Alcohol should be limited during preconception, too. A number of large, multicenter studies indicate that alcohol may have a threshold effect on fertility: “light drinking” (fewer than five drinks per week) may not have a harmful effect, but “heavy drinking” does adversely impact fertility and the developing baby.
Healthy tip: If you drink multiple cups of coffee daily or multiple alcoholic beverages each week, consider cutting back now. It will help your body gradually get used to less so that you don’t experience withdrawal when you are pregnant. Talk to your doctor if you’re concerned about how much coffee and/or alcohol is safe.
4. Start exercising regularly
Not only will being fit make pregnancy and labor/delivery easier on your body, but participating in moderate physical activity may help you to conceive as well.
One study found that moderate exercise (considered walking, leisurely biking, and golfing) was related to a shorter conception period.
On the other hand, the study also found that among normal weight women who were struggling to conceive, intense exercise (such as running, biking, and vigorous swimming) decreased the chance of conception by 42 percent. This effect was not seen in women who were overweight or obese.
More research needs to be done on the correlation between vigorous physical activity and infertility. Talk to your doctor about your concerns. If you already maintain a high-intensity exercise regime, there’s likely no reason to stop if you are trying to get pregnant. After a few months, if you are still struggling to conceive, your doctor may suggest cutting back.
Healthy tip: If you don’t exercise regularly, aim for 30 minutes of moderate aerobic exercise most days of the week, plus two to three days of whole-body strength training with a focus on your core.
5. Quit smoking
It’s well-known that smoking can cause many health problems, like heart disease, lung cancer, and strokes.
Unfortunately, according to the American Society of Reproductive Medicine, women who smoke also don’t conceive as efficiently as nonsmokers. The risk for fertility problems increases with the number of cigarettes smoked daily.

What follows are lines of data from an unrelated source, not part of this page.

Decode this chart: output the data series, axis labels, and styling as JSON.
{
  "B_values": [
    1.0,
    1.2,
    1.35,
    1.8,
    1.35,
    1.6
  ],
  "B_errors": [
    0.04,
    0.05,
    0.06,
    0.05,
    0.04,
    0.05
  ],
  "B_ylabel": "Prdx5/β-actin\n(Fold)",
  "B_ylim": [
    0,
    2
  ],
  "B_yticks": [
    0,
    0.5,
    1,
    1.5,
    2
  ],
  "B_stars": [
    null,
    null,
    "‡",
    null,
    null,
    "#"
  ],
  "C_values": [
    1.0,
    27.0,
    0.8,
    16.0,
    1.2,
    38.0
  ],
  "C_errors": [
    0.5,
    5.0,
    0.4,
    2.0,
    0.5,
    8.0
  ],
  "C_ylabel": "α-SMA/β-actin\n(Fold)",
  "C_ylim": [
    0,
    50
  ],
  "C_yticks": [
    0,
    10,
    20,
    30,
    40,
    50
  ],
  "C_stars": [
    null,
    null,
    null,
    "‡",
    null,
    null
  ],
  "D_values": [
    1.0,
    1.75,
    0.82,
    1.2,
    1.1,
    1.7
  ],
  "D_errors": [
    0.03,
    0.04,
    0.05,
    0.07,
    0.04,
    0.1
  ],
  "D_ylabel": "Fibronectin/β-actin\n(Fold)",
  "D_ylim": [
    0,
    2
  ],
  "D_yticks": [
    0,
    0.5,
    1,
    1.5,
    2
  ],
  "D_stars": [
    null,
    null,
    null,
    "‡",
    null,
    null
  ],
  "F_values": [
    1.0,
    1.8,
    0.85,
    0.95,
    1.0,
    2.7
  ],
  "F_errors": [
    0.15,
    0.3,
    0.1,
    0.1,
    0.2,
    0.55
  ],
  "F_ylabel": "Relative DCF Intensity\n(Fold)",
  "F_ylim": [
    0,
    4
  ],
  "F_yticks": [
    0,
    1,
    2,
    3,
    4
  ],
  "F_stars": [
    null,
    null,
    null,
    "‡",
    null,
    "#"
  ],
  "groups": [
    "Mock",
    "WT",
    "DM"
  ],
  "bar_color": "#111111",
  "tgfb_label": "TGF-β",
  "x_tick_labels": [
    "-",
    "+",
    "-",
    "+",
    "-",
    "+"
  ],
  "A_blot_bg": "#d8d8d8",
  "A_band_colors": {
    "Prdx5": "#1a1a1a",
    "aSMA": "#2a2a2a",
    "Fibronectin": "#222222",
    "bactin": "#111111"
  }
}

Healthy tip: Quitting smoking can improve fertility. The sooner you quit, the better.
Moderate exercise, a healthy, well-balanced diet full of the good stuff, and kicking bad habits generally lower the chances of infertility among women of childbearing age. It’s a good idea to schedule a checkup with your doctor to discuss your health and any questions you may have about getting pregnant. Follow the five tips listed above and you’ll be off to a great start.
What are key questions to ask your doctor at your preconception appointment?
A prepregnancy visit to your doctor is highly recommended. Here are some questions you can ask to get things going:
- Will I need to stop taking any of my supplements or medications?
- Will my husband need to stop taking any supplements or medications?
- Will it be important to know my or my husband’s medical history before we try to get pregnant?
- Do you need any of my or my husband’s medical records?